Car Dheko - Used Car Price Prediction

Keywords From This Project

Data Cleaning and Preprocessing
Exploratory Data Analysis
Machine Learning Model Development
Price Prediction Techniques
Model Evaluation and Optimization
Model Deployment
Streamlit Application Development
Documentation and Reporting

Domain

Automotive Industry , Data Science, Machine Learning

Problem Statement:

Objective:

The object aim is to enhance the CarDheko customer experience and streamline the pricing process by leveraging machine learning. Requirement includes creation an accurate and user-friendly streamlit tool that predicts the prices of used cars based on various features. This tool should be deployed as an interactive web application for both customers and sales representatives to use seamlessly.

Project Scope:

We have historical data on used car prices from CarDekho, including various features such as make, model, year, fuel type, transmission type, and other relevant attributes from different cities. Your task as a data scientist is to develop a machine learning model that can accurately predict the prices of used cars based on these features. The model should be integrated into a Streamlit-based web application to allow users to input car details and receive an estimated price instantly.

Tools Used

Jupyter Notebook and Pycharm - IDE
Python, Pandas, Matplotlib, Seaborn - Data cleaning, exploratory data analysis
Scikit-learn - Machine Learning
Scipy - Optimization
Stream Lit - Visualization

Approach:

1) Data Processing

a) Import and concatenate:

i) Import all city’s dataset which is in unstructured format. ii) Convert it into a structured format. iii) Added a new column named ‘Location’ and assign values for all rows with the name of the respective city. iv) Concatenate all datasets and make it as a single dataset.

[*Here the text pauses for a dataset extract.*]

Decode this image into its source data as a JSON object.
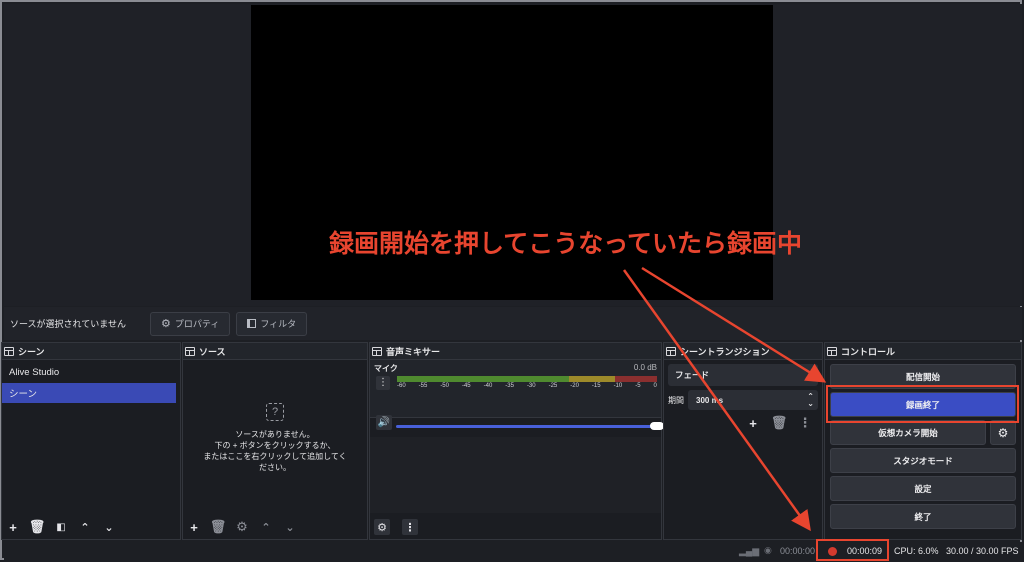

b) Handled Missing Values: Identified and fill or remove missing values in the dataset.

i) For numerical columns, used techniques like mean or median ii) For categorical columns, used mode imputation or labeled as 'undefined' or 'other'.

c) Standardising Data Formats:

i) Checked for all data types and did the necessary steps to keep the data in the correct format. (1) Eg. If a data point has string formats like 70 kms, then removed the unit ‘kms’ and changed the data type from string to integers.

d) Encoding Categorical Variables: Convert categorical features into numerical values using encoding techniques.

i) Used one-hot encoding for nominal categorical variables.

e) Normalizing Numerical Features: Scale numerical features to a standard range, usually between 0 and 1.( For necessary algorithms)

i) Apply techniques like Min-Max Scaling or Standard Scaling.

f) Removing Outliers: Identify and remove or cap outliers in the dataset to avoid skewing the model.

i) Used Z-score analysis to remove outliers.

2) Exploratory Data Analysis (EDA)

a) Descriptive Statistics: Calculate summary statistics to understand the distribution of data.

i) Mean, median, mode, standard deviation, etc.

b) Data Visualization: Create visualizations to identify patterns and correlations.

i) Used scatter plots, histograms, box plots, and correlation heatmaps.

c) Feature Selection: Identify important features that significantly impact the car prices.

i) Used techniques like correlation analysis, feature importance from models, and domain knowledge.

3) Model Development

a) Train-Test Split: Split the dataset into training and testing sets to evaluate model performance.

i) Common split ratios are 70-30 or 80-20, utilized 80-20.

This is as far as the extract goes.